Wednesday, November 26, 2014

WHERE MULTICULTURALISM ENDS

 
In the 1800’s, British governors in India faced a difficult decision about a social convention that they found abhorrent. It seems that there was a practice in India, in vogue for centuries, in which a widow would willingly throw herself upon the funeral pyre of her recently deceased husband so that the two would die together. The practice, known as Sati, was relatively widespread, with statistics in the early 1800’s recording some 500-600 culturally approved suicides per year. The British decided to outlaw it. It took decades to make it a crime throughout the Indian provinces but so they did.  I can only imagine how such a practice evolved in the first place. It sounds like one part romanticism, one part grief, one part misogyny, and seven parts “this is how we take care of a widow whose sole financial support is now gone.” Whatever it was, the British approach was culture be damned—Sati is barbaric and we’re going to do our best to eliminate it from a world in serious need of modernization.

Over the past several decades, multiculturalism as an idea or social philosophy has grown in popularity. The idea that western European white culture should somehow take precedence over every other culture, or that no other culture is worth preserving or even studying, is no longer taken seriously. There has been an explosion of academic departments on campuses both in North America and Europe that have welcomed the study and promotion of cultures vastly different from the western European one familiar to us all. This expansion of the university’s fields of study has brought a color and diversity, a richness to new generations of thinkers that should make for greater tolerance, if not appreciation, for the vast diversity of cultural expressions that make up society.

But as the world grows smaller, the value placed on multiculturalism will be challenged. The almost total and embrace of multiculturalism should bring us to the uncomfortable and politically incorrect question of whether there is a limit to our tolerance of what the other culture offers. That we must simply accept what the other culture defines as normal or good should be regarded as unreasonable and anti-intellectual. Intelligence, in part, is being able to critique an idea, comparing it with what we know to be true or good and then coming up with some compelling argument as to whether it’s appropriate to either pomote the idea or reject it. That would be the opposite of multi-culturalism, or at least place a definitive limitation upon it.

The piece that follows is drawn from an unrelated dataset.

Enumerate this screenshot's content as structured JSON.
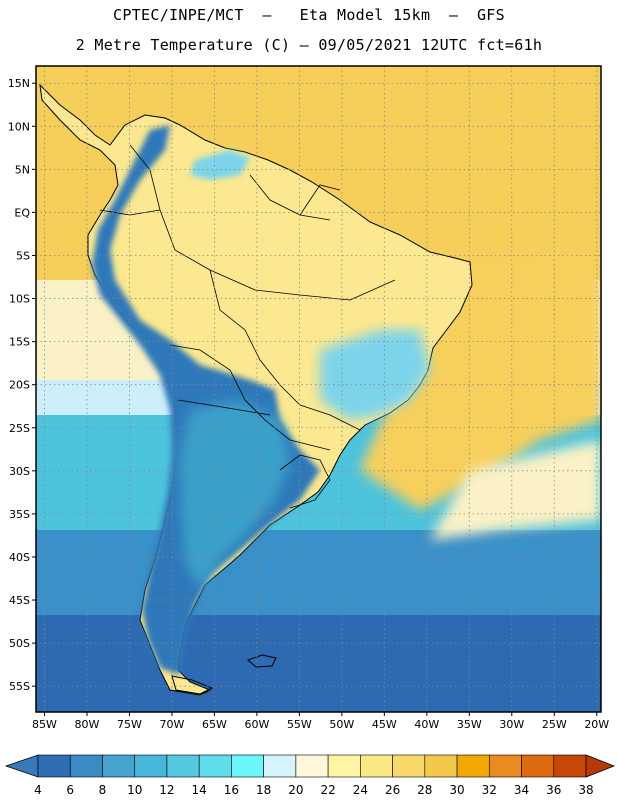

Social media has played a dramatic role in shrinking the earth for us and today, vastly different cultures from around the world are bumping into each other in rude and shocking ways. Cultures in which religion and politics occupy separate domains rub up against cultures where the two are hopelessly entangled. Cultures that allow for homosexual unions are bumping into cultures where there is no homosexuality (remember Iranian president Mahmoud Ahmadinejad telling his Columbia University audience that “In Iran we don’t have homosexuals like in your country.” The auditorium erupted in laughter). Cultures that allow women to be visible, if not seductively exposed, are staring wide-eyed at cultures that kill daughters for suspected infidelity. Cultures that allow for security and safety of its citizens are starkly contrasted with cultures where violence is a common tool in controlling political enemies. As long as we didn’t have to face these cultures, we could idealistically claim that the world is a tapestry of different ideas and innocuous conceptions of what it means to be human. But now that social media has thrown us all into the same chat room, we may just end up like the British in the 1800’s expressing horror over what we see, and seeking ways to stop it.

The Islamic world has given us suicide bombers, young men and women who hope to advance their cause by turning themselves into living bombs and thus killing as many innocent by-standers as possible. And though we should hold no regard for them, our greater sense of outrage should be directed against the elderly cowards, whether religious or secular leaders, who have so encouraged young people to sacrifice their lives in this ineffective and counterproductive tactic. These young people have been promised riches in the world to come as if they were a guarantee from the local department store. It’s outrageous.

Reading through the Hamas Charter of 1988, I came across Article eight which stipulates the slogan of Hamas. The slogan is: “Allah is its goal, the Prophet its model, the Qur’an its Constitution, Jihad its path and death for the case of Allah its most sublime belief.” Death for the case of Allah its most sublime belief? The passage almost immediately gave rise to a memory of the movie Patton, when the great and utterly driven American general of World War II addressed his troops in his flagrantly vulgar style: “Now I want you to remember that no bastard ever won a war dying for his country. He won it by making the other poor bastard die for his country.” Patton, no saint by any stretch of the imagination, was not one to promote death. No leader of any moral stature would. But the culture of life and the culture of death have finally met face to face; surely they will never be able to live side by side.

Multiculturalism is useful, but only as a basis for creating an openness to explore each other’s cultures. But having explored and having witnessed what the other culture offers is not to say we must accept it. To the contrary, we may just find something worthy of damnation. And should we find it impossible in our hearts, should we lack the courage to actually damn what is damnable, then we become complicit in the burning of widows, the objectives of the suicide bombers, and all other behaviors that should be considered an affront to both God and humanity. Unless we are willing sacrifice our own culture, we must conclude that there are limits to multiculturalism. May we all be blessed to recognize the superiority of the Culture of Life and do our best to make the other universally illegal.